Materials/Methods: NLE comprises lipiodol (50% w/v), polysorbate 20 (Tween 20, 0.2% w/v) and biocompatible Fe3O4 nanoparticles (BNF, 49.8% w/v). In vivo mice experiments included intra-tumor injections of a) NLE (n=20), b) BNF (n=12), c) PBS (n=14) in Foxnu1 mice bearing flank xenograft HepG2 tumors with and without AMF hyperthermia exposure (15-min, 300-700 Gauss, 150 kHz, 18 hours post-injection, with core and peri-tumor temperature measurements). Mice were either euthanized at 1-7 days or observed for tumor growth delay. Rabbit experiments included intra-arterial injections of NLE (n=8) with (n=4) and without (n=4) subsequent AMF hyperthermia exposure (20 min, 300 Gauss, 150 KHz, 48 hours (n=2) or 7 days (n=2) post-injection, with core and peri-tumor temperature measurements). Rabbits were euthanized at 3 or 7 days. Rabbits were imaged at baseline and before euthanasia in a clinical 320-slice CT scanner, as well as in a clinical 3T MR scanner. Imaging analysis included CT perfusion measurements, MR T2* measurements and co-registration of lipiodol and iron content. Pathologic analysis for all studies included evaluation of tumor necrosis, lipiodol and iron distribution..
Results: In mice, average maximum tumor temperature increase was 7.4±0.5°C for NLE (n=8) and 5.4±0.3°C for NP (n=5). At 24 days, there was a 4-fold difference in tumor growth delay between PBS and NLE-AMF heated tumors. Increased tumor necrosis was observed at 7 days in the NLE group. Intra-tumor iron distribution of NLE samples showed a characteristic distribution of NLE along the vascular tumor pathways at the tumor rim. In rabbits, average maximum tumor temperature increase was 3.2±0.5°C. Similarly, increased tumor necrosis was observed at 7 days and intra-tumor iron was seen deposited at the tumor rim. While CT imaging revealed primarily lipiodol deposition, MR imaging was very sensitive in detecting iron distribution, even in non-targeted areas.

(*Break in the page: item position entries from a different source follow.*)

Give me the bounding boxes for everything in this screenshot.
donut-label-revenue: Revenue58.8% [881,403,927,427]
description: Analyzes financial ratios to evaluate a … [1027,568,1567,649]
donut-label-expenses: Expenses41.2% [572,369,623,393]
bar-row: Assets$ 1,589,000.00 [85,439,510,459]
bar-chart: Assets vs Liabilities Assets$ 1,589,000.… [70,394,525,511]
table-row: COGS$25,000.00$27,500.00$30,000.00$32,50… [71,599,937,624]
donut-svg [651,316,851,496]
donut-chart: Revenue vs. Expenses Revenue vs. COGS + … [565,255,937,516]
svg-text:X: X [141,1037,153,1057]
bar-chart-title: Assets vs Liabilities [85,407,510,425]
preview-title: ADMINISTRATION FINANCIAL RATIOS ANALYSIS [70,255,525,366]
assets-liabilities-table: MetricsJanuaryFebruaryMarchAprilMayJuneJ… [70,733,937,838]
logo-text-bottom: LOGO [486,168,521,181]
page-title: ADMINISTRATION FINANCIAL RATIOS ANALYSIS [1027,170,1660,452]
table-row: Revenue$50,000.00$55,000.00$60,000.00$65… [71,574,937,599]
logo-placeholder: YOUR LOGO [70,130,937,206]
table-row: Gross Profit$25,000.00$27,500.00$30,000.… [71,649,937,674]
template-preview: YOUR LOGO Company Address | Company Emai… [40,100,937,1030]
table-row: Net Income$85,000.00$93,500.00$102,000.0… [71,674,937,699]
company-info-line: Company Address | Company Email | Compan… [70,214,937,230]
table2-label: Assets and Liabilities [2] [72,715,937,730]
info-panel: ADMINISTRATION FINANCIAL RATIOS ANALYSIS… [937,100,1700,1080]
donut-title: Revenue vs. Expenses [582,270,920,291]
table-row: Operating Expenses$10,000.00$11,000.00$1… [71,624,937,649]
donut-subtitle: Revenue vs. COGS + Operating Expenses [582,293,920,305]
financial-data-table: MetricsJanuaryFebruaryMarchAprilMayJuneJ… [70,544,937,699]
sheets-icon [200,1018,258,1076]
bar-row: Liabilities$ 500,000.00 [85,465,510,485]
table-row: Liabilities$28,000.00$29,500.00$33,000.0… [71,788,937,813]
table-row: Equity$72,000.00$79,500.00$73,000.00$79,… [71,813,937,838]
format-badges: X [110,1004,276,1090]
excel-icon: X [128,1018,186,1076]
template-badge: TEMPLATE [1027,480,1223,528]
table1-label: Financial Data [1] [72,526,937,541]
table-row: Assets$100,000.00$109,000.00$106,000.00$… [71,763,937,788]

Conclusion: Preliminary in vivo data of the proposed NLE formulation for magnetic hyperthermia and dual imaging show potential for intra-tumor delivery and therapy in HepG2 xenograft mice models and intra-arterial delivery and therapy in the VX2 liver cancer model, with MRI/CT capabilities. Histological analysis of NLE treated tumors confirmed intra-tumour iron deposition with increased cellular damage. Initial results are encouraging and motivate further development for clinical translation.
Citation Format: Eleni Liapi, Sahar Mirpour, Madhav Seshadri, Anilchandra Attaluri, Michele Wabler, Haoming Zhou, Robert Ivkov. Multifunctional formulation for dual imaging and magnetic hyperthermia therapy of liver cancer: A preclinical feasibility study. [abstract]. In: Proceedings of the Third AACR International Conference on Frontiers in Basic Cancer Research; Sep 18-22, 2013; National Harbor, MD. Philadelphia (PA): AACR; Cancer Res 2013;73(19 Suppl):Abstract nr B33.